On her 2011 Mercury-nominated debut, bewitching, guitar-slinging Brit Anna Calvi delivered enough atmosphere to terraform her own planet.
Elegant and poised, yet undeniably coiled and ready to strike at the first sign of a threat, songs like "Desire," "Suzanne & I," and "Blackout" sounded like a radio caught between Roy Orbison's "Crying" and PJ Harvey's "Man-Sized." One Breath, her intoxicating sophomore outing, picks right up where her eponymous first impression left off, offering up a pair of fevered, reverb-drenched, bordello-rock gems in "Suddenly" and "Eliza," before shifting gears with the icy and elliptical "Piece by Piece," one of several tracks that owe more than a cursory nod to the punchy, overcast minimalism of late-period Scott Walker.

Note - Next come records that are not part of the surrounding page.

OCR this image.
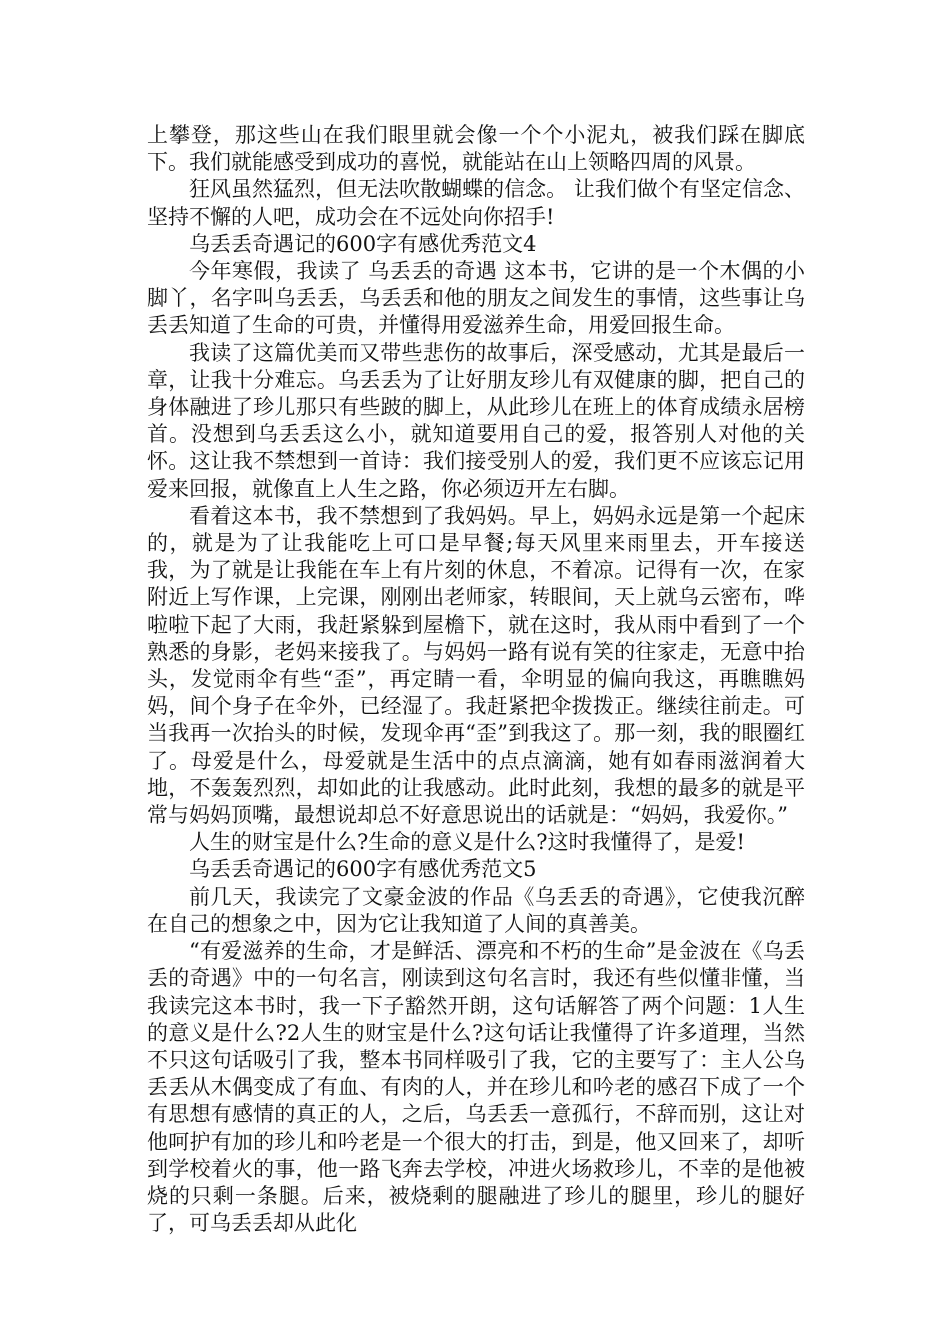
上攀登，那这些山在我们眼里就会像一个个小泥丸，被我们踩在脚底下。我们就能感受到成功的喜悦，就能站在山上领略四周的风景。

狂风虽然猛烈，但无法吹散蝴蝶的信念。 让我们做个有坚定信念、坚持不懈的人吧，成功会在不远处向你招手!

乌丢丢奇遇记的600字有感优秀范文4

今年寒假，我读了 乌丢丢的奇遇 这本书，它讲的是一个木偶的小脚丫，名字叫乌丢丢，乌丢丢和他的朋友之间发生的事情，这些事让乌丢丢知道了生命的可贵，并懂得用爱滋养生命，用爱回报生命。

我读了这篇优美而又带些悲伤的故事后，深受感动，尤其是最后一章，让我十分难忘。乌丢丢为了让好朋友珍儿有双健康的脚，把自己的身体融进了珍儿那只有些跛的脚上，从此珍儿在班上的体育成绩永居榜首。没想到乌丢丢这么小，就知道要用自己的爱，报答别人对他的关怀。这让我不禁想到一首诗：我们接受别人的爱，我们更不应该忘记用爱来回报，就像直上人生之路，你必须迈开左右脚。

看着这本书，我不禁想到了我妈妈。早上，妈妈永远是第一个起床的，就是为了让我能吃上可口是早餐;每天风里来雨里去，开车接送我，为了就是让我能在车上有片刻的休息，不着凉。记得有一次，在家附近上写作课，上完课，刚刚出老师家，转眼间，天上就乌云密布，哗啦啦下起了大雨，我赶紧躲到屋檐下，就在这时，我从雨中看到了一个熟悉的身影，老妈来接我了。与妈妈一路有说有笑的往家走，无意中抬头，发觉雨伞有些“歪”，再定睛一看，伞明显的偏向我这，再瞧瞧妈妈，间个身子在伞外，已经湿了。我赶紧把伞拨拨正。继续往前走。可当我再一次抬头的时候，发现伞再“歪”到我这了。那一刻，我的眼圈红了。母爱是什么，母爱就是生活中的点点滴滴，她有如春雨滋润着大地，不轰轰烈烈，却如此的让我感动。此时此刻，我想的最多的就是平常与妈妈顶嘴，最想说却总不好意思说出的话就是：“妈妈，我爱你。”

人生的财宝是什么?生命的意义是什么?这时我懂得了，是爱!

乌丢丢奇遇记的600字有感优秀范文5

前几天，我读完了文豪金波的作品《乌丢丢的奇遇》，它使我沉醉在自己的想象之中，因为它让我知道了人间的真善美。

“有爱滋养的生命，才是鲜活、漂亮和不朽的生命”是金波在《乌丢丢的奇遇》中的一句名言，刚读到这句名言时，我还有些似懂非懂，当我读完这本书时，我一下子豁然开朗，这句话解答了两个问题：1人生的意义是什么?2人生的财宝是什么?这句话让我懂得了许多道理，当然不只这句话吸引了我，整本书同样吸引了我，它的主要写了：主人公乌丢丢从木偶变成了有血、有肉的人，并在珍儿和吟老的感召下成了一个有思想有感情的真正的人，之后，乌丢丢一意孤行，不辞而别，这让对他呵护有加的珍儿和吟老是一个很大的打击，到是，他又回来了，却听到学校着火的事，他一路飞奔去学校，冲进火场救珍儿，不幸的是他被烧的只剩一条腿。后来，被烧剩的腿融进了珍儿的腿里，珍儿的腿好了，可乌丢丢却从此化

Calvi's more comfortable with pushing the envelope this time around, and One Breath feels like the work of an artist who has been given (or has at least given herself) carte blanche.
Songs like "Cry," with its explosive blasts of Carlos Alomar-borne feedback, the hypnotic "Bleed into Me," which sounds like Jeff Buckley taking on King Crimson's "Matte Kudasai," and the nervy, incredibly intimate title track, may mine different areas of the sonic map, but they remain firmly entrenched in the ever-expanding Anna Calvi universe.
Having eschewed much of the cavernous chamber pop of her debut for more challenging yet no less rewarding fare, Calvi's less adventurous fans may find themselves at a loss as to how to process it all, but there's something both immaculate and broken about One Breath that ultimately transcends its more difficult moments.